Ou bien il y a l’erreur beaucoup plus problématique qui est celle d’être liée à un désordre psychologique. On a l’impression de ne pas avoir de chance alors que le malaise est beaucoup plus profond. Je vais prendre l’exemple de la femme battue, bien connue des cabinets des psychologues. C’est-à-dire qu’il n’est pas rare que des femmes rencontrent toujours des hommes qui les battent. Pourtant, il n’y a apparemment aucun moyen à la première rencontre de savoir si l’homme est violent. En fait, l’explication se trouve dans leur inconscient. Sans le savoir, elles sont attirées par ce genre. Il pourrait y en avoir 10 devant elle, la femme choisirait le plus violent. Dans ce cas, le hasard n’existe pas, c’est son inconscient qui dirige et psychothérapie est recommandée dans ce genre de cas pour faire remonter à la conscience de mauvaises épreuves de l’enfance causant quelques névroses. Évidemment c’est des cas extrêmes, mais c’est pour expliquer la cause de certaines erreurs répétitives qui peuvent être chronique, il faut se poser cette question et admettre d’avoir besoin d’aide.

Dans d’autres cas, il faut seulement admettre ses erreurs. Mais il faut les admettre bien fort, en parlant à voix haute à même. Du genre : « je reconnais avoir fait…. C’était une erreur, que cela me serve de leçon, je ne la répèterai plus. »

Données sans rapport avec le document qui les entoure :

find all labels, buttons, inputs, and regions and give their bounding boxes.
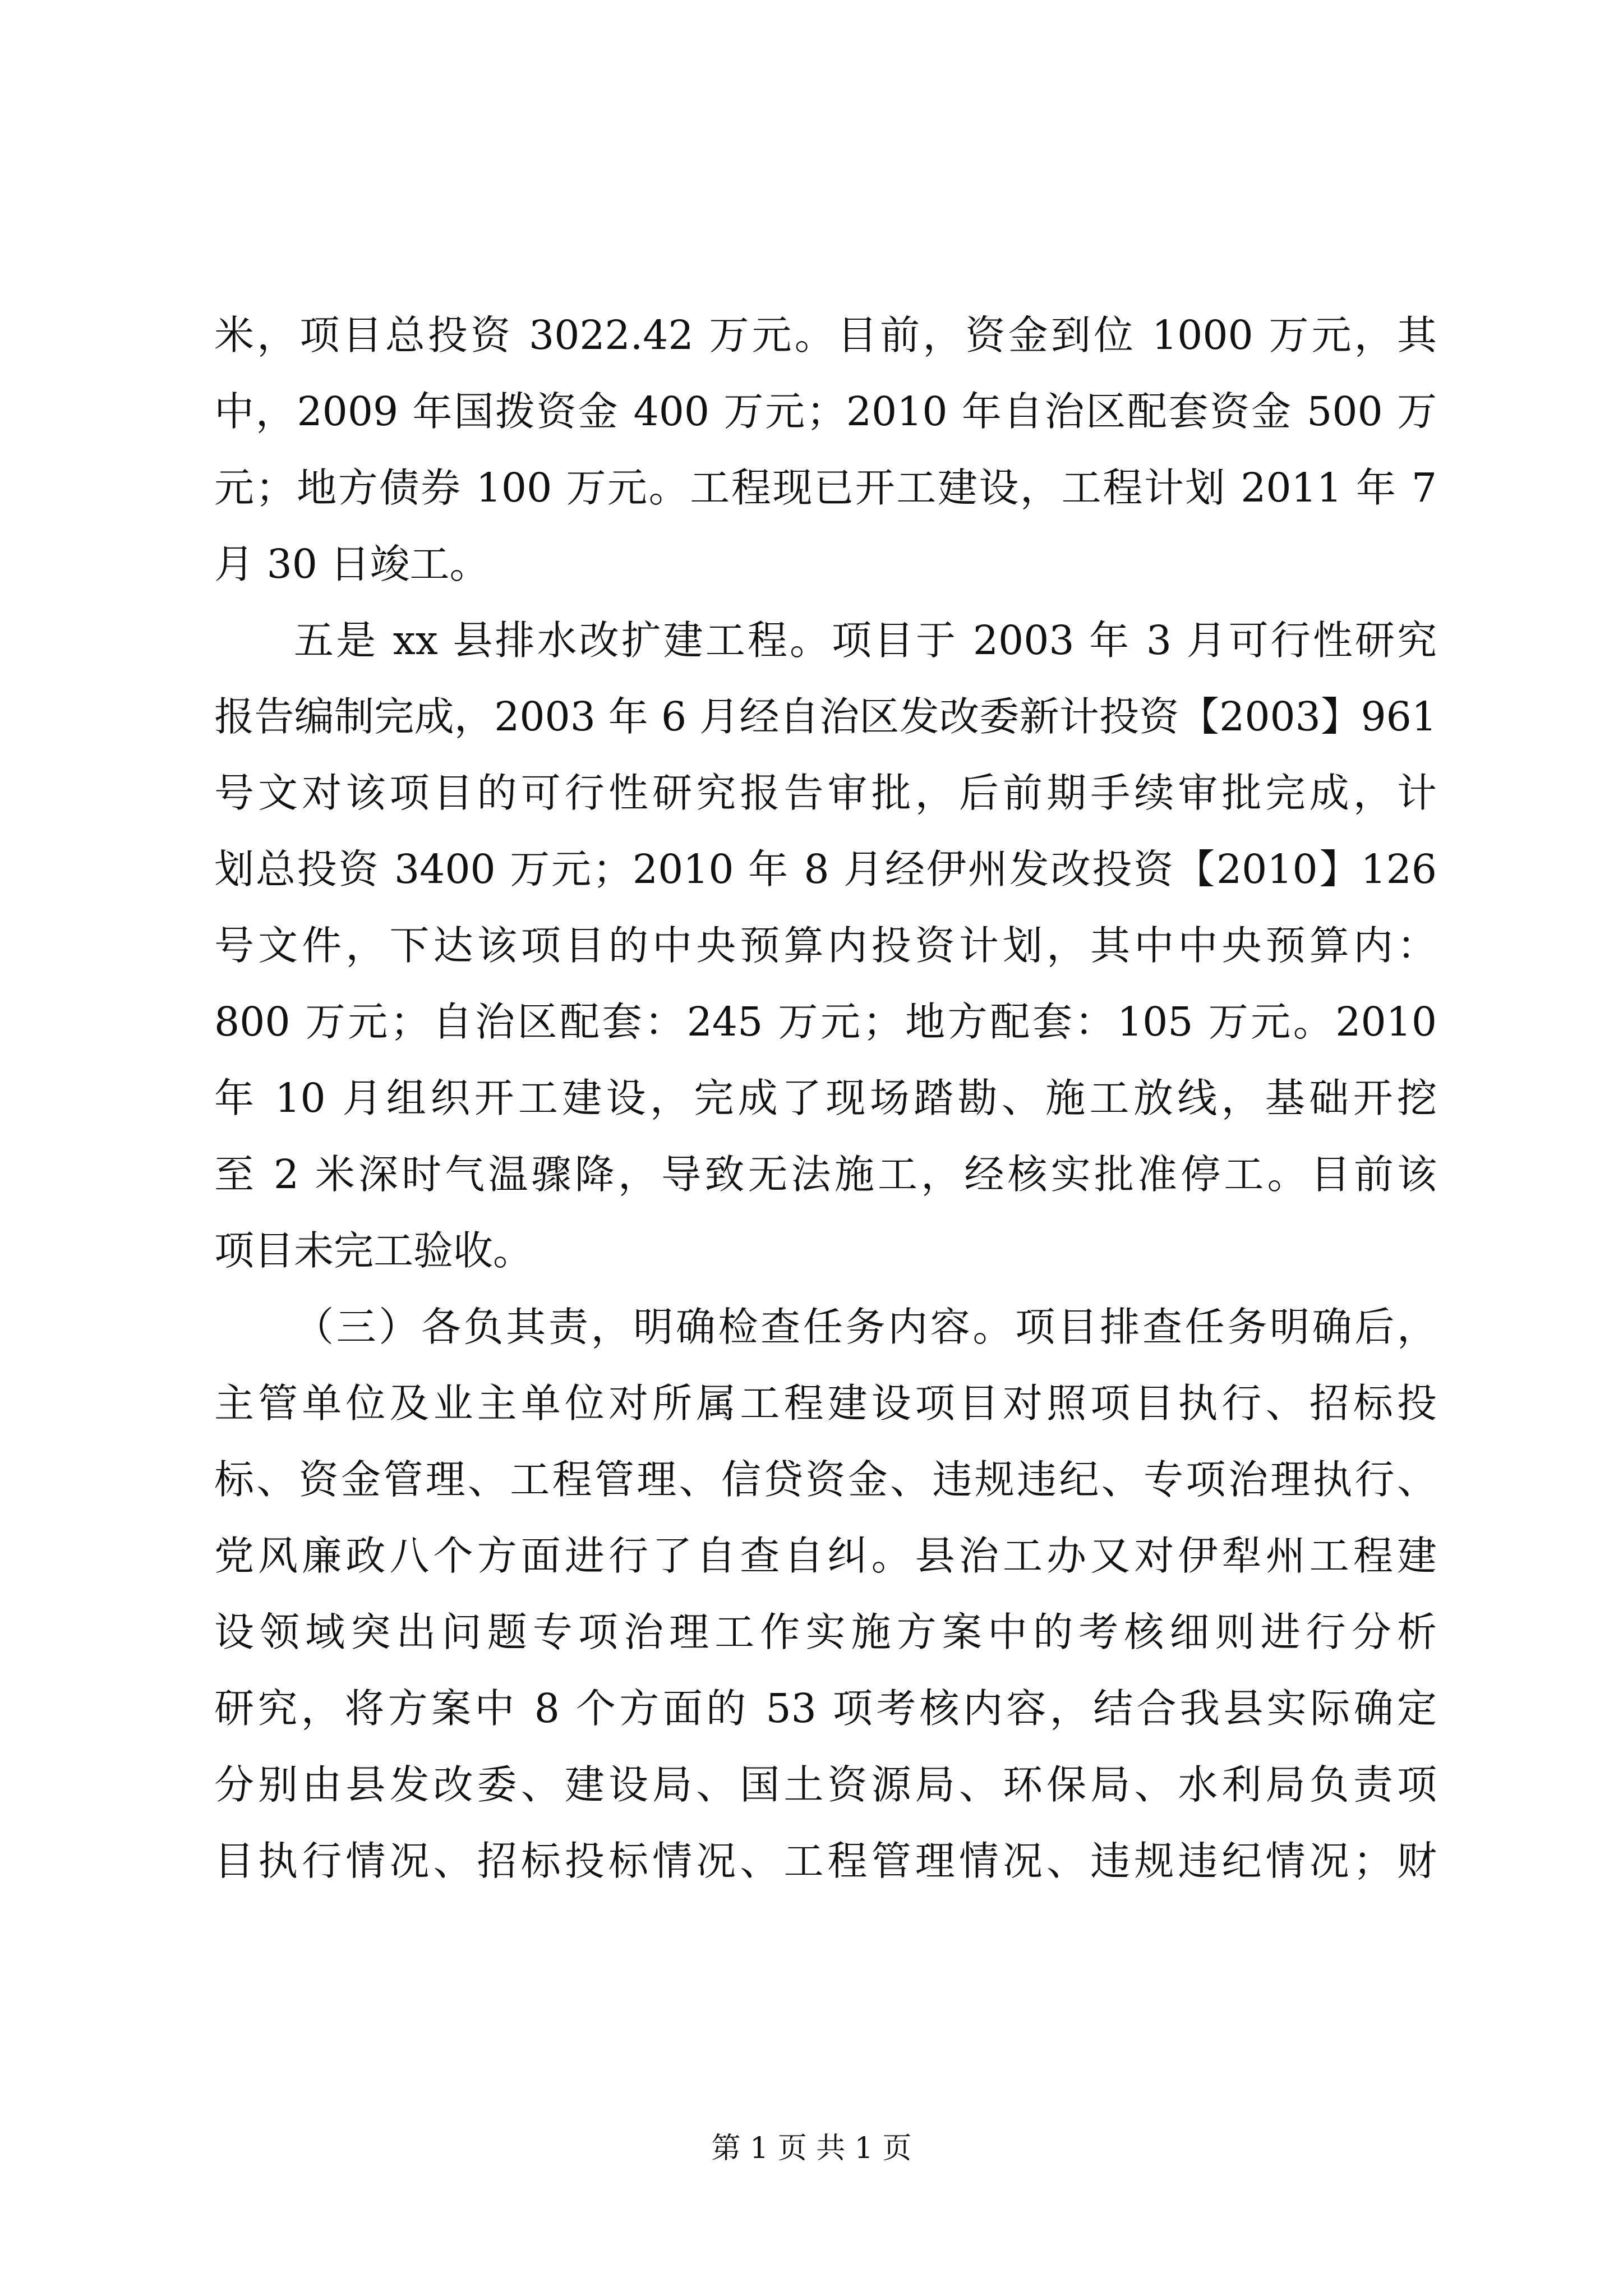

Admettre ses erreurs ne signifie pas que nous nous accordons de les commettre encore et encore. Bien que certains semblent croire qu’ils ne peuvent rien tirer de leurs erreurs, ils finissent par les reproduire « in vita eterna » au point de perdre tout discernement. Les erreurs ne devraient être que des paliers dans notre existence, des sortes d’événements ponctuels capables de nous faire prendre conscience de quelque chose dans le seul but de nous faire croître et de progresser en tant qu’hommes et femmes accomplies.

Nous pouvons considérer une erreur, volontaire ou non, comme l’expérience nécessaire à notre compréhension. En effet, puisqu’on la nomme ainsi, elle ne pourrait avoir d’autres effets que de nous avertir.

Prenons l’exemple bien connu de l’enfant qui est attiré par la flamme étincelante d’une bougie. Il va éprouver, en la voyant, le besoin de la toucher. Sa beauté le subjugue. Elle est là qui danse devant ses yeux ébahis, virevoltants et teintés de jaunes, orange et rouge flamboyant. C’est pour un jeune enfant, une manifestation féérique que d’assister à ce miracle du feu. Il se sent comme envouté, complètement hypnotisé. La flamme finit par dévorer sa proie.

On peut dire à l’enfant qui s’apprête à caresser la flamme que l’expérience va être douloureuse. On peut espérer que ce seul avertissement sera suffisant, mais en règle générale, un avertissement ne l’est jamais assez. L’enfant préfère se brûler, même plus d’une fois. Pour qu’il comprenne que c’est bien de la flamme, donc du feu, que la douleur provient et non de son appréhension, il recommencera deux ou trois fois. C’est au bout de cette expérience douloureuse qu’il comprendra que ce phénomène est bien réel.

Il lui aura fallu expérimenter lui-même pour apprendre que son acte est une erreur à ne pas reproduire. Quant à l’erreur, elle lui aura permis de connaître l’utilité d’une bougie. Mais s’il est un peu poète, il lui reconnaitra bien plus que la lumière qu’elle dégage. Il saura toute la beauté qui accompagne le mouvement sensuel d’une flamme exposée à l’air libre.

Nous devrions être capables du même ressentiment des suites de nos erreurs. Elles nous feront très certainement souffrir, mais elles nous apprendront beaucoup sur l’existence. Avec un peu de chance, nous arriverons même à trouver quelque chose de beau de notre expérience.